McCain appeared to be talking to critics who say he has been "overly aggressive" with provocative comments about Iran, Iraq and Russia, said Derek Chollet, a senior fellow with the Center for a New American Security.
"It seems to be more of a speech of re-assurance," Chollet said. "And it was an implicit contrast with the Bush administration."
McCain also seemed to break with the policies from President Bush's first term, in which the United States often acted alone, said Walter Russell Mead, a foreign policy analyst at the Council on Foreign Relations. Mead noted that Bush has spoken more of global cooperation in his second term, and McCain wants to continue that effort.
"The big themes (of McCain's speech) are deepening cooperation with Europe, deepening cooperation with Latin American and the Southern Hemisphere," Mead said.
That includes McCain's call for a League of Democracies. Mead called it a "nice idea" that speaks to frustration with the United Nations because China and Russia can veto anything the U.N. might want to do.
But it's impractical to think a league of democracies could replace the U.N., not only because it might exclude China and perhaps Russia must also many authoritarian regimes in Africa and the Middle East, Mead said.
"It's easier talk about this kind of thing than actually put it together," Mead said.

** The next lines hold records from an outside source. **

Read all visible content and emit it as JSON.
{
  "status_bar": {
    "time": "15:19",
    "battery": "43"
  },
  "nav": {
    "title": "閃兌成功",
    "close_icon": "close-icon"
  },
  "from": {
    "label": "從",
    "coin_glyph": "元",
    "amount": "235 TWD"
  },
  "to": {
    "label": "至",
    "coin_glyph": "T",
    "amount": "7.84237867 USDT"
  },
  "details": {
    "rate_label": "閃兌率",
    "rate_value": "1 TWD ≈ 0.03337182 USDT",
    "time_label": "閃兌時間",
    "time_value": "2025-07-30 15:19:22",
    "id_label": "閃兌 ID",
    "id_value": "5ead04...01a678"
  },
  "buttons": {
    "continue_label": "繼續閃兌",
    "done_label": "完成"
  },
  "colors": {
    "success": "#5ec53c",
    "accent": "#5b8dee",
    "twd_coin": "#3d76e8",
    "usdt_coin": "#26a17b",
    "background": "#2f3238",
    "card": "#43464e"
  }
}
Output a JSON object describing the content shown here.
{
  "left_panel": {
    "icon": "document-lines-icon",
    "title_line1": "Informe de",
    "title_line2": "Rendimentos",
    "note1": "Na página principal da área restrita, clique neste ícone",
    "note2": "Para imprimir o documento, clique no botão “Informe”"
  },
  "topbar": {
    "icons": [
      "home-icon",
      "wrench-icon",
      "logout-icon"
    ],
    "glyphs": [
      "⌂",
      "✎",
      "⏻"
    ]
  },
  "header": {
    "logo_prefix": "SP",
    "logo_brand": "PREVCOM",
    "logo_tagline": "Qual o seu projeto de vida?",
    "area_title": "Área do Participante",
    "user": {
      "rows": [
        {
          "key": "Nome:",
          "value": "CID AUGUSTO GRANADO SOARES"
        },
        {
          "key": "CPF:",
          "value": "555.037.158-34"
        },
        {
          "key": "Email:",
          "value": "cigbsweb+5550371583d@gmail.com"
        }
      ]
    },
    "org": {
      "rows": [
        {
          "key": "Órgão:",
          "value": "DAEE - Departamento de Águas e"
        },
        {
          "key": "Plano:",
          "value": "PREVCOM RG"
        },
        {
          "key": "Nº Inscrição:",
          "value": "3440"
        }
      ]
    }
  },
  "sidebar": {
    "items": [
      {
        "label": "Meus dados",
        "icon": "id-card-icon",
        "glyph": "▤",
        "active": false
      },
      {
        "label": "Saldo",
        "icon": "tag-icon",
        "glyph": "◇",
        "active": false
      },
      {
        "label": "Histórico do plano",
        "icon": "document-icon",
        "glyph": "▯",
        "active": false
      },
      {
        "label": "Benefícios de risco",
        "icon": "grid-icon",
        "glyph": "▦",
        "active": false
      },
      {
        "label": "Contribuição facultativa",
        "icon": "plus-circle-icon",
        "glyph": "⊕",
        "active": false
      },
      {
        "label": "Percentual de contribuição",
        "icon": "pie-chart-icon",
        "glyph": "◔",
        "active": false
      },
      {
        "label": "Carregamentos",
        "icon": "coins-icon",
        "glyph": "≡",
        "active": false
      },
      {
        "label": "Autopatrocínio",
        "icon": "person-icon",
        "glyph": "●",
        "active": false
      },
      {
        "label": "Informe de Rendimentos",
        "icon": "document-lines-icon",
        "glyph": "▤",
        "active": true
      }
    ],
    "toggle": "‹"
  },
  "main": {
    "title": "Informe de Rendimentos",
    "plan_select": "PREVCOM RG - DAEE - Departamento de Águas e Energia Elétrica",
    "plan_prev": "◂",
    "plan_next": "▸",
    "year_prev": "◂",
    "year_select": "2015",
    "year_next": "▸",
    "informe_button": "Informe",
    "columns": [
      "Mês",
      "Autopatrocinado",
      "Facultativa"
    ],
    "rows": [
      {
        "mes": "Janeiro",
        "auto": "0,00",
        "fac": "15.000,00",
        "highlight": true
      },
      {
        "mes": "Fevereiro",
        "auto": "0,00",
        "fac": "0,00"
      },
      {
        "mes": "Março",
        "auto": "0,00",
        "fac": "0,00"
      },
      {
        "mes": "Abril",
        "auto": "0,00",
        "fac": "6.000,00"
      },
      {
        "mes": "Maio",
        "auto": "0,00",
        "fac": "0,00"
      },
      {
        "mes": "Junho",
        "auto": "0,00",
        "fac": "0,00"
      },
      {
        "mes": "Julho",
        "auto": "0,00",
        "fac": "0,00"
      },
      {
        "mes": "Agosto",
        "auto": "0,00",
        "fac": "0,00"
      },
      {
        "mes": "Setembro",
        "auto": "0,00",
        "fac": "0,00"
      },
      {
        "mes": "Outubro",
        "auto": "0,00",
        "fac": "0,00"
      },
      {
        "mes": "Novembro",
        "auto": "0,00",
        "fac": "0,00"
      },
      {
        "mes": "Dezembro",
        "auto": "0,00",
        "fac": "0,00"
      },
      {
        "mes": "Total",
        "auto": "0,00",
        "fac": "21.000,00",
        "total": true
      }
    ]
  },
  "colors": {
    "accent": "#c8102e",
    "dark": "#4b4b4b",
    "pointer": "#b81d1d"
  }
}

Chollet said some conservatives oppose the league because of suspicion of international institutions, while liberals worry about alienating China and Russia. But Chollet said it can't hurt to have an organization promoting democratic values worldwide.
"I am one of those who is, 'the more the merrier,'" Chollet said.
McCain, long a proponent of the League of Democracies, said it "can harness the vast influence of more than one hundred democratic nations around the world to advance our values and defend our shared interests."
He delivered the speech within days of returning from a trip to the Middle East and Europe.